Fourth Amendment and Nighttime Warrants

In State v. Susan Ranae Jackson, the Minnesota Supreme Court held that the Fourth Amendment of the United States Constitution prohibits official intrusions into the home during a period of nighttime repose without proper justification, which period of nighttime encompasses the right to be free from official intrusion into the home during the nighttime when personal and private activities are likely to occur.


Although no other court in the nation has gone so far in defining a "period of nighttime repose", the court reasoned that special interests must be protected at night:

We believe that at certain times it will be readily apparent what is protected during this period of nighttime repose. For example, if the police search an unlit home at 3 a.m. without proper nighttime authorization, they run considerable risk of violating the occupants’ interest in being free from intrusion during a nighttime period of repose. But if the police search a home at 8:30 p.m. on the summer solstice when the doors are open and a party is underway at a home, they are much less likely to run the risk of seriously violating the occupants’ interest in being free from such intrusion. These examples illustrate a key aspect that we recognize and acknowledge about the interest we have articulated, especially at its beginning and end.
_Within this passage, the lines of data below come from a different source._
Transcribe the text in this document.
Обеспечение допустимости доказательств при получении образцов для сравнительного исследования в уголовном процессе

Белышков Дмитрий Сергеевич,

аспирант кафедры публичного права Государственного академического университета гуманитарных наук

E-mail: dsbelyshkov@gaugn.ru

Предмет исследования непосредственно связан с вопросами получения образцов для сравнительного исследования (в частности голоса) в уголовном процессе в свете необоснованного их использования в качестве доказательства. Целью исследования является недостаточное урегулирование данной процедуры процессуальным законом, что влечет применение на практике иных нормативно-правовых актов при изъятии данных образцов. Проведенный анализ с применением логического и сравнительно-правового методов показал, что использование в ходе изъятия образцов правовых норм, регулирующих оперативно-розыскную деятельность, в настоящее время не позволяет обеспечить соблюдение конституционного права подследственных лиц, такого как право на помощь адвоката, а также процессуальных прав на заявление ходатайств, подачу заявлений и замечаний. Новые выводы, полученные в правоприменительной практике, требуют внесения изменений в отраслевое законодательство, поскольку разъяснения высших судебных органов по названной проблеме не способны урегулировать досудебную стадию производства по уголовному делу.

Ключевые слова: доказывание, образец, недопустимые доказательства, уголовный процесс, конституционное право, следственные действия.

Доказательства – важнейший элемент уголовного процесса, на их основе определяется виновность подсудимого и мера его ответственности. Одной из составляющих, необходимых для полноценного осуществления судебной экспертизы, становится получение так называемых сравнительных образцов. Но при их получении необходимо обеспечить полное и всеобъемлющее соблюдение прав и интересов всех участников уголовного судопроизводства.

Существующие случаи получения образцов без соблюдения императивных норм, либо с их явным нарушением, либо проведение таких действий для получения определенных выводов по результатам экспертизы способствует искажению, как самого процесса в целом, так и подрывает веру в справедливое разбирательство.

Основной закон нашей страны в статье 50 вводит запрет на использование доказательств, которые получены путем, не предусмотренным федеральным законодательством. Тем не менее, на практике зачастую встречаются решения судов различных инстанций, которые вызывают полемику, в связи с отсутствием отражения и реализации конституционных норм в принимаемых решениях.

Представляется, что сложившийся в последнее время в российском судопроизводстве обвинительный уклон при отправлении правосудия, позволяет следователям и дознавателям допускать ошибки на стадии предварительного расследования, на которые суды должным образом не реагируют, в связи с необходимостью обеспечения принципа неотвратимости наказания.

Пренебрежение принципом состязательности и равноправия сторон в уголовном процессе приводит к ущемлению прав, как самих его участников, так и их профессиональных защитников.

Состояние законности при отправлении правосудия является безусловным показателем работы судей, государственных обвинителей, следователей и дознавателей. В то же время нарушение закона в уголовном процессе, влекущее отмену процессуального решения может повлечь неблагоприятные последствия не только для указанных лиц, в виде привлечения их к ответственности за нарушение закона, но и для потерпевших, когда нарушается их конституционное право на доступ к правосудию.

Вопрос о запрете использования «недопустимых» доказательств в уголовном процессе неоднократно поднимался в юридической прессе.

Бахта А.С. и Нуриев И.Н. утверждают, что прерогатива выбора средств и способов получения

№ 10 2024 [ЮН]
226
This definition is a bit nebulous and necessarily encompasses what Justice Robert Jackson might refer to as a “zone of twilight,” within which the right to protection is less certain and will depend “on the imperatives of events and contemporary imponderables rather than on abstract theories of law.” Youngstown Sheet & Tube Co. v. Sawyer, 343 U.S. 579, 637 (1952) (Jackson, J., concurring).

Having concluded that there is a "period of nighttime repose" at which time there are special interests to be protected inside the home that a normal search warrant does not address, and that the search warrant was executed during this "period of nighttime repose", the court held:

the police violated Jackson’s right to be free from unreasonable searches and seizures guaranteed by the United States Constitution when, without information indicating that Jackson had not yet entered a period of nighttime repose, they entered her home at 9:25 p.m. in the wintertime—December 11—with a search warrant that invalidly authorized a nighttime entry. In reaching this conclusion we need not decide the exact time when Jackson’s constitutionally protected period of nighttime repose began and ended. Rather, we need only conclude that the search of her home fell within the protected time period.